Ci, którzy bardzo kochają Resident Evil, być może widzieli plakat zwiastuna ogłaszający, że w przygotowaniu jest serial Resident Evil jako oryginał Netflix. Bez oficjalnego ogłoszenia są to tylko plotki, ale przyjrzymy się możliwościom i temu, czy jest to fałszywa plotka, czy nie.
Martin Doktor Martin
Krótkie tło dla tych, którzy nie są świadomi. Seria Resident Evil pochodzi z serii gier wideo, ale być może znasz także adaptacje filmowe. Horrory wydawane są od połowy lat 90., a seria filmowa pojawiła się kilka lat później. Seria filmów zakończyła się w tym roku, a Resident Evil 7 ukazał się także na nowych platformach.
Plakat Resident Evil jest fałszywy
Wersja udostępniona na naszej stronie całkiem nieźle przekonuje Cię, że plakat jest autentyczny, ponieważ zawiera oficjalne logo Netflix, a także Resident Evil. Pierwszą rzeczą, która mnie uderzyła, gdy pierwszy raz to zobaczyłem, było to, że jest bardzo podobny do oficjalnych plakatów Niefortunnych zdarzeń z serii A. Seria ma tak wiele możliwości i duży potencjał, a kiedy trochę pogrzebałem, odkryłem, że to podróbka.
Korzystając z wyszukiwarki grafiki Google, w wynikach znaleziono post sprzed sześciu dni z witryny o nazwie trueimedia.com. W poście ogłoszono, że trwają prace nad serialem Netflix Original dotyczącym Resident Evil.

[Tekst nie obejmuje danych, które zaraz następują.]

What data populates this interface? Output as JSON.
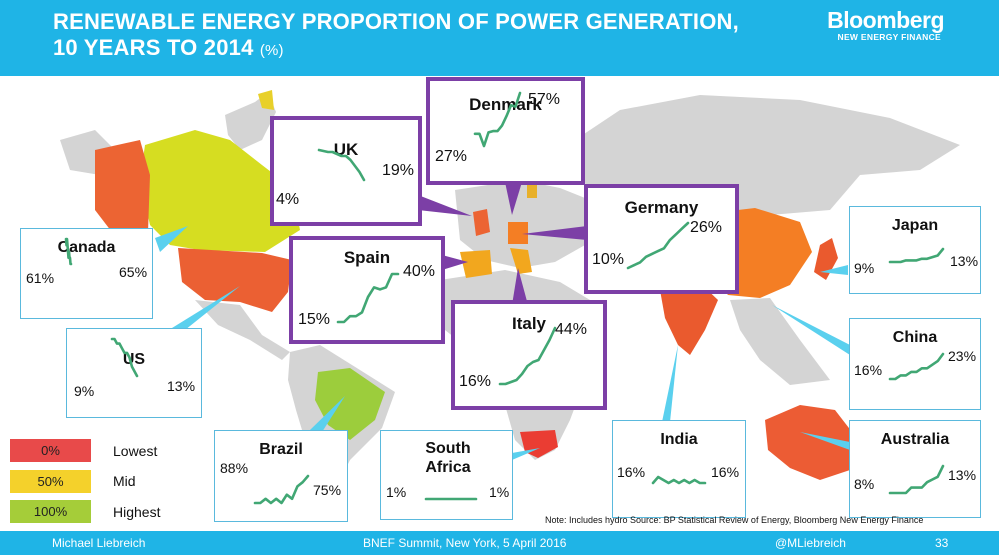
{
  "header": {
    "title_line1": "RENEWABLE ENERGY PROPORTION OF POWER GENERATION,",
    "title_line2": "10 YEARS TO 2014",
    "title_unit": "(%)",
    "logo_main": "Bloomberg",
    "logo_sub": "NEW ENERGY FINANCE"
  },
  "legend": [
    {
      "value": "0%",
      "label": "Lowest",
      "color": "#e84a4a"
    },
    {
      "value": "50%",
      "label": "Mid",
      "color": "#f4d12b"
    },
    {
      "value": "100%",
      "label": "Highest",
      "color": "#a5cd39"
    }
  ],
  "note": "Note: Includes hydro  Source: BP Statistical Review of Energy, Bloomberg New Energy Finance",
  "footer": {
    "author": "Michael Liebreich",
    "event": "BNEF Summit, New York, 5 April 2016",
    "handle": "@MLiebreich",
    "page": "33"
  },
  "chart_data": {
    "type": "line",
    "title": "RENEWABLE ENERGY PROPORTION OF POWER GENERATION, 10 YEARS TO 2014 (%)",
    "period": "2004-2014",
    "unit": "%",
    "series": [
      {
        "name": "Canada",
        "start": 61,
        "end": 65,
        "start_label": "61%",
        "end_label": "65%",
        "values": [
          61,
          62,
          61,
          62,
          63,
          64,
          63,
          64,
          64,
          65,
          65
        ]
      },
      {
        "name": "US",
        "start": 9,
        "end": 13,
        "start_label": "9%",
        "end_label": "13%",
        "values": [
          9,
          9,
          9.5,
          9.5,
          10,
          10.5,
          10.5,
          11,
          12,
          12.5,
          13
        ]
      },
      {
        "name": "UK",
        "start": 4,
        "end": 19,
        "start_label": "4%",
        "end_label": "19%",
        "values": [
          4,
          4.5,
          5,
          5,
          6,
          7,
          7,
          9,
          12,
          15,
          19
        ]
      },
      {
        "name": "Denmark",
        "start": 27,
        "end": 57,
        "start_label": "27%",
        "end_label": "57%",
        "values": [
          27,
          27,
          18,
          28,
          29,
          29,
          33,
          40,
          48,
          47,
          57
        ]
      },
      {
        "name": "Germany",
        "start": 10,
        "end": 26,
        "start_label": "10%",
        "end_label": "26%",
        "values": [
          10,
          11,
          12,
          14,
          15,
          16,
          17,
          20,
          22,
          24,
          26
        ]
      },
      {
        "name": "Spain",
        "start": 15,
        "end": 40,
        "start_label": "15%",
        "end_label": "40%",
        "values": [
          15,
          15,
          18,
          18,
          20,
          28,
          33,
          32,
          33,
          40,
          40
        ]
      },
      {
        "name": "Italy",
        "start": 16,
        "end": 44,
        "start_label": "16%",
        "end_label": "44%",
        "values": [
          16,
          16,
          17,
          18,
          21,
          25,
          27,
          28,
          33,
          38,
          44
        ]
      },
      {
        "name": "Japan",
        "start": 9,
        "end": 13,
        "start_label": "9%",
        "end_label": "13%",
        "values": [
          9,
          9,
          9,
          9.5,
          9.5,
          9.5,
          10,
          10,
          10.5,
          11,
          13
        ]
      },
      {
        "name": "China",
        "start": 16,
        "end": 23,
        "start_label": "16%",
        "end_label": "23%",
        "values": [
          16,
          16,
          17,
          17,
          18,
          18,
          19,
          19,
          20,
          21,
          23
        ]
      },
      {
        "name": "India",
        "start": 16,
        "end": 16,
        "start_label": "16%",
        "end_label": "16%",
        "values": [
          16,
          17,
          16.5,
          16,
          16.5,
          16,
          16.5,
          16,
          16.5,
          16,
          16
        ]
      },
      {
        "name": "Australia",
        "start": 8,
        "end": 13,
        "start_label": "8%",
        "end_label": "13%",
        "values": [
          8,
          8,
          8,
          8,
          9,
          9,
          9,
          10,
          10.5,
          11,
          13
        ]
      },
      {
        "name": "Brazil",
        "start": 88,
        "end": 75,
        "start_label": "88%",
        "end_label": "75%",
        "values": [
          88,
          88,
          86,
          88,
          86,
          88,
          84,
          86,
          80,
          78,
          75
        ]
      },
      {
        "name": "South Africa",
        "start": 1,
        "end": 1,
        "start_label": "1%",
        "end_label": "1%",
        "values": [
          1,
          1,
          1,
          1,
          1,
          1,
          1,
          1,
          1,
          1,
          1
        ]
      }
    ]
  }
}
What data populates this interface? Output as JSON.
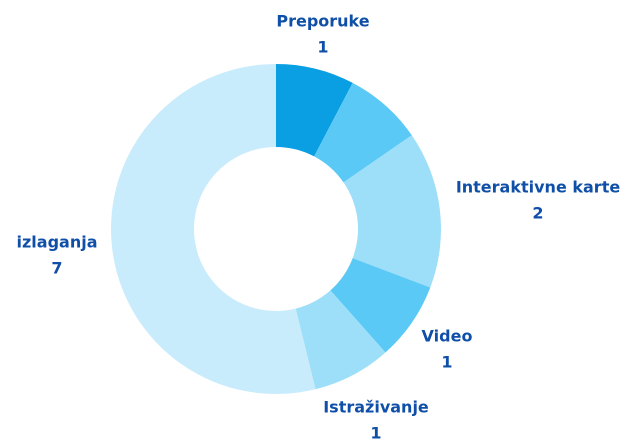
{
  "chart_data": {
    "type": "donut",
    "categories": [
      "Preporuke",
      null,
      "Interaktivne karte",
      "Video",
      "Istraživanje",
      "izlaganja"
    ],
    "values": [
      1,
      1,
      2,
      1,
      1,
      7
    ],
    "colors": [
      "#0a9ee2",
      "#5bc9f6",
      "#9ddff9",
      "#5bc9f6",
      "#9ddff9",
      "#c9ecfc"
    ]
  }
}
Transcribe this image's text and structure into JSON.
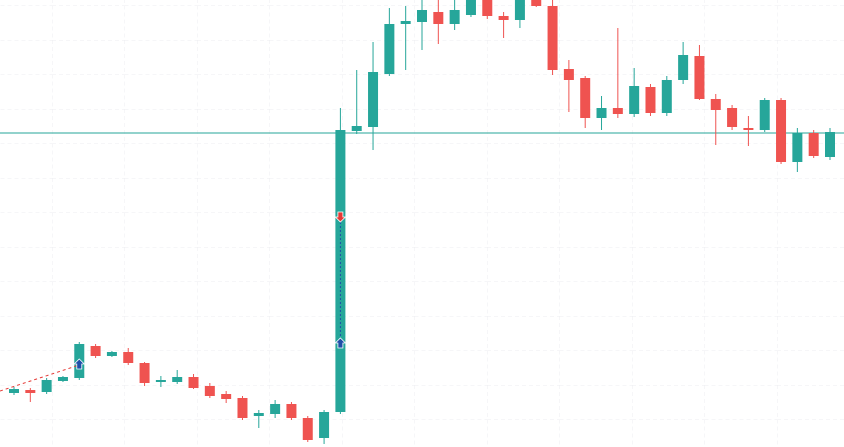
{
  "chart_data": {
    "type": "candlestick",
    "up_color": "#26a69a",
    "down_color": "#ef5350",
    "ylim": [
      0,
      447
    ],
    "grid": true,
    "open": [
      54,
      57,
      55,
      66,
      69,
      101,
      91,
      95,
      84,
      65,
      65,
      70,
      61,
      53,
      49,
      31,
      33,
      43,
      29,
      9,
      35,
      316,
      320,
      373,
      423,
      425,
      435,
      423,
      432,
      447,
      431,
      427,
      447,
      441,
      378,
      369,
      329,
      339,
      333,
      360,
      334,
      367,
      391,
      348,
      339,
      319,
      317,
      347,
      285,
      314,
      290
    ],
    "high": [
      60,
      59,
      69,
      71,
      105,
      103,
      96,
      99,
      85,
      71,
      77,
      73,
      64,
      56,
      51,
      37,
      47,
      45,
      31,
      37,
      339,
      377,
      405,
      439,
      441,
      447,
      447,
      447,
      447,
      447,
      435,
      447,
      447,
      447,
      387,
      371,
      351,
      419,
      379,
      363,
      371,
      405,
      402,
      353,
      342,
      331,
      349,
      349,
      319,
      317,
      319
    ],
    "low": [
      52,
      45,
      53,
      65,
      67,
      89,
      90,
      82,
      61,
      60,
      63,
      58,
      49,
      44,
      27,
      19,
      29,
      27,
      5,
      3,
      33,
      313,
      297,
      371,
      377,
      397,
      403,
      417,
      430,
      428,
      409,
      419,
      440,
      372,
      335,
      319,
      317,
      329,
      330,
      331,
      331,
      363,
      347,
      302,
      317,
      301,
      315,
      283,
      275,
      289,
      287
    ],
    "close": [
      58,
      54,
      67,
      70,
      103,
      91,
      95,
      84,
      64,
      67,
      70,
      59,
      51,
      48,
      29,
      34,
      43,
      29,
      7,
      35,
      317,
      321,
      375,
      423,
      426,
      437,
      423,
      437,
      447,
      431,
      427,
      447,
      441,
      377,
      367,
      329,
      339,
      333,
      361,
      334,
      367,
      392,
      348,
      337,
      320,
      317,
      347,
      285,
      314,
      291,
      315
    ],
    "hline": {
      "value": 314,
      "color": "#26a69a"
    },
    "buy_markers": {
      "x": [
        4,
        20
      ],
      "values": [
        82,
        103
      ],
      "color": "#1e4fa8"
    },
    "sell_markers": {
      "x": [
        20
      ],
      "values": [
        231
      ],
      "color": "#e53935"
    }
  }
}
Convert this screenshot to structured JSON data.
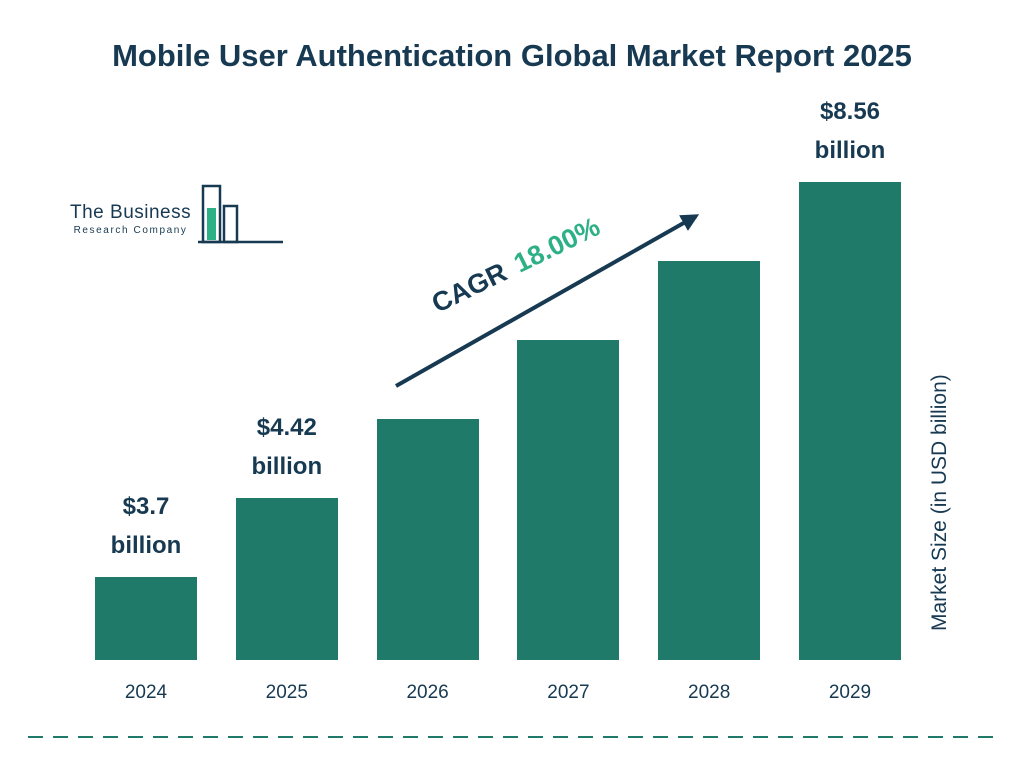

Jeśli spojrzysz na niektóre inne posty na tej stronie, jest całkiem jasne, że to fałszywe wiadomości.
Oto oryginalny plakat.
anairis yoruichi
Kiedy potem zaczęło krążyć po portalach społecznościowych, jeden sumienny Redditor zauważył, że są to drzwi użyte w hicie Eddiego Murphy’ego „Nawiedzony dom”. Więc niestety, tak nie będzie, przynajmniej jeszcze nie teraz.
Nie twierdzimy jednak, że jest to bardzo odległe od możliwości, że kiedykolwiek zostanie ściągnięta. Adaptacje gier wideo do programów telewizyjnych nie zawsze wypadły zbyt dobrze, ale biorąc pod uwagę wypuszczenie w tym roku świetnej gry, łatwo zobaczyć, jak może ona odnieść sukces.
Biorąc pod uwagę nieobecność związaną z zakończeniem serii filmowej, całkiem nieźle wypełniłoby to całość. To, w połączeniu z ostatnim wzrostem popularności horrorów w telewizji, głównie po części American Horror Story, może być idealnym dopasowaniem.
„co” jest w wiadomościach Netflix
Warto również zaznaczyć, że na długo przed zapowiedzią Serii niefortunnych zdarzeń w sieci krążył także stworzony przez fanów zwiastun. Nasz punkt widzenia? Gdzie jest dym, tam może być ogień.
Poinformujemy Cię o wszelkich aktualizacjach.